There probably is never an ideal time to introduce major reform in healthcare. The unrelenting demand for services makes implementing policy changes difficult. There is the danger that the transition to new arrangements could lead to service disruption, at least in the short-term. Yet, it is often only through a long-term strategy that a solution to the chronic day-to-day problems of emergency department overcrowding and high waiting lists can be found.
The de Buitléir report into removing private practice from public hospitals, which was published on 26 August, comes in the middle of a crisis in the recruitment and retention of consultants. This crisis, which has resulted in approximately 500 vacant consultant posts, has been highlighted repeatedly by the IHCA and the IMO. For both medical representative bodies, the key to addressing the problem is ending the pay cut imposed on new-entrant consultants in 2012 and making consultant posts more attractive. Although the de Buitléir report acknowledges these issues, it arguably complicates matters as much as pointing toward a solution.

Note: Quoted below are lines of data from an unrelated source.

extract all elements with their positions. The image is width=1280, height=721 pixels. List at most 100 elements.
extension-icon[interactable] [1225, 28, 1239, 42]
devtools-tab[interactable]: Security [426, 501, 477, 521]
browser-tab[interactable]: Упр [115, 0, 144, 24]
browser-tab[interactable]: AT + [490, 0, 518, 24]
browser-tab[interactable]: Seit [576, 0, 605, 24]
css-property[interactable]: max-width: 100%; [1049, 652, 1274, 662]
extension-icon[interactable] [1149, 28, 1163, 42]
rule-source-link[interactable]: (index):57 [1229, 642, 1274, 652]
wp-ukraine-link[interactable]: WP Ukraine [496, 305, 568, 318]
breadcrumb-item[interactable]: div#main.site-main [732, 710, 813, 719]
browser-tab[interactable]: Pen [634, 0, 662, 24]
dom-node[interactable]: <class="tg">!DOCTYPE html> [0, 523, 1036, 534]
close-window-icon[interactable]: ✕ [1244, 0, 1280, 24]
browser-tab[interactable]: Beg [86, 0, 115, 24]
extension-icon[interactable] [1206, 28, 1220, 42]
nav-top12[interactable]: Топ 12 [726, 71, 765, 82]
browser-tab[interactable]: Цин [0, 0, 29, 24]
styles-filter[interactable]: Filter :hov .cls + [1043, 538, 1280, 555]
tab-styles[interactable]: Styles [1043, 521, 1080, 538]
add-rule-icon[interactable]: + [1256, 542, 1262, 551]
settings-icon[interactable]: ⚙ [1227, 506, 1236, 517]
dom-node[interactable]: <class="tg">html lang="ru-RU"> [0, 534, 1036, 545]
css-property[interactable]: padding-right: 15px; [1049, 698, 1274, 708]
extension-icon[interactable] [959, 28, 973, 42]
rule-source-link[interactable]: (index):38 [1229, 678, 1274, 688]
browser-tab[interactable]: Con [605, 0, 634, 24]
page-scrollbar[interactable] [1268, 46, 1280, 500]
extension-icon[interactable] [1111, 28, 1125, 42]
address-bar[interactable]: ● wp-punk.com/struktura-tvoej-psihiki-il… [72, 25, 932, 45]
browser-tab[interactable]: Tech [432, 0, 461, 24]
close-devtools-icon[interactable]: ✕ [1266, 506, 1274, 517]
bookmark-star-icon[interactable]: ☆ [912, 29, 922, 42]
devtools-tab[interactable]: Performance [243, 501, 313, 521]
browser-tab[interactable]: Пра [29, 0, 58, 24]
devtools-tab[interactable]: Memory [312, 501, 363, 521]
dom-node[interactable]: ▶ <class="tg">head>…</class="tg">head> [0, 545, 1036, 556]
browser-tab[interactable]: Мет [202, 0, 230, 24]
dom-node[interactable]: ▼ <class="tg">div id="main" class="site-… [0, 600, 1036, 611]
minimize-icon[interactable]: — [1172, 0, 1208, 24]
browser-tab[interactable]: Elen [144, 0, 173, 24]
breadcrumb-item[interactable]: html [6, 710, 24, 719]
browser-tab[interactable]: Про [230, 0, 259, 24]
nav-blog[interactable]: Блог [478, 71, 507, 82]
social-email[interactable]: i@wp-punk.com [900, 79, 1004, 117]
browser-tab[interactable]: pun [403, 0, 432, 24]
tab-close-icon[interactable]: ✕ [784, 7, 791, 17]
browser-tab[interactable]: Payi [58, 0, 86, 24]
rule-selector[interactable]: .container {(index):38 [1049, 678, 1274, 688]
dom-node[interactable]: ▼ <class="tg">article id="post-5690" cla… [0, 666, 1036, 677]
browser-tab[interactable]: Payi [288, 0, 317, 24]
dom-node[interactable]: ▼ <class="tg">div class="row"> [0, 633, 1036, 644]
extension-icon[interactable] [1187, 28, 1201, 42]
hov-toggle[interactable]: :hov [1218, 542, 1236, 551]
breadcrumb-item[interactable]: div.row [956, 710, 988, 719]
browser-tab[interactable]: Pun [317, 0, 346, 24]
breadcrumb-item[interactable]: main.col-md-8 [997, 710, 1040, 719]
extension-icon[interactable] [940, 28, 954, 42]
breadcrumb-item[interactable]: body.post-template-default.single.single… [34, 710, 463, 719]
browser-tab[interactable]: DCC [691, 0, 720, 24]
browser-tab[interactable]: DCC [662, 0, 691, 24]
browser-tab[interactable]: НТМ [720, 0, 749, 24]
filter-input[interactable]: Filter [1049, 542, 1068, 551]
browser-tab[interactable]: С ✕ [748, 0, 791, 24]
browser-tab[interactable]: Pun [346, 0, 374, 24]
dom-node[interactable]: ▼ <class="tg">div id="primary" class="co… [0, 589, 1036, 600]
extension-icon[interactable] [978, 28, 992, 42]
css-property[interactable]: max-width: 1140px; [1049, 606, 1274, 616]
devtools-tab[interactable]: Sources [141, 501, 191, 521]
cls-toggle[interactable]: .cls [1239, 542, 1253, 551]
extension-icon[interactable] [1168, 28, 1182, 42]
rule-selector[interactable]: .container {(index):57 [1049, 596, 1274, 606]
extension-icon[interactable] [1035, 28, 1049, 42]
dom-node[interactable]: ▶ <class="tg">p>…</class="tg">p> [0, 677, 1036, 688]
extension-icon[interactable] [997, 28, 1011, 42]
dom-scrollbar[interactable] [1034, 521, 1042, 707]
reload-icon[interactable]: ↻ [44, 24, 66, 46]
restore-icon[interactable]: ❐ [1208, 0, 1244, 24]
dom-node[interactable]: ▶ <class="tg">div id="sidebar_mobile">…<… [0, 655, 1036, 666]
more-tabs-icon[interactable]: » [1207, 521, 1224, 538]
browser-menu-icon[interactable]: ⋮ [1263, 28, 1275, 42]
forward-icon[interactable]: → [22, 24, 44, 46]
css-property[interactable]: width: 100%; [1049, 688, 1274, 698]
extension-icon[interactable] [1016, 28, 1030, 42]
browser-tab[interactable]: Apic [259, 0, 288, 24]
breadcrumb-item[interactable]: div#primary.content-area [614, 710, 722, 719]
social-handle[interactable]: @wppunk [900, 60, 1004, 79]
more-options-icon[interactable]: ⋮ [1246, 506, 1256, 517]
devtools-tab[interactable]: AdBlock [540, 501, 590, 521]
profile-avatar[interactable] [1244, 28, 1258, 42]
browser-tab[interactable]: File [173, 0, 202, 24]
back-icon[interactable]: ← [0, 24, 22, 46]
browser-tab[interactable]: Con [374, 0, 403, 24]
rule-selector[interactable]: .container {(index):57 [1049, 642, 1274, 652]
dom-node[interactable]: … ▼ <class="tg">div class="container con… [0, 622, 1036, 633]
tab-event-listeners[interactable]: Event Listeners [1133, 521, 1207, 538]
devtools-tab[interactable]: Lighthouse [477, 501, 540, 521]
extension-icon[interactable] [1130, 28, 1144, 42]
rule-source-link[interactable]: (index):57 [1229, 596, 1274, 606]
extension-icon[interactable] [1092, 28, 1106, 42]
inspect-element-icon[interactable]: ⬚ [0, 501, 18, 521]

Most consultants in the public system have type B contracts, which allow for a certain amount of private work to be conducted on-site. Removing this privilege runs the risk of making consultant posts less, not more, attractive. This risk is heightened given the existing difficulty in recruiting and retaining consultants. One of the main recommendations is the creation of a new Sláintecare contract for consultants, which would compensate for the loss of private work. Negotiating such a contract will not be easy, especially considering the sceptical remarks made by the IHCA and the IMO following the launch of the report. The topic is sure to be discussed at the IHCA’s upcoming AGM, which takes place in Dublin later this month.
There are also financial issues to consider. The de Buitléir report estimates that removing private healthcare from public hospitals would cost around €650 million a year. Given the financial overrun the HSE is experiencing, it would hardly be surprising if the Government lacks enthusiasm for implementing the proposals. The delay in publishing the report, which was completed in February, raises questions about the level of Ministerial support.
As part of our IHCA preview in this issue, Minister for Health Simon Harris stresses his support for the recommendations, while acknowledging the implications for consultants. Although the report admits the difficulty of removing private practice from hospitals, Mr Donal de Buitléir writes in his forward that the review group believes it can be achieved over the lifetime of the Sláintecare programme of reform. The report says that if private practice was removed overnight, the result would actually be an increase in waiting lists. A phased approach is therefore recommended and access to public hospitals for public patients would be expected to improve over time.
The Sláintecare Report highlighted the inequity of treating patients privately in public hospitals. Ultimately, the Government’s commitment to the strategy will be seen based on whether this report will be implemented or sit on the shelf.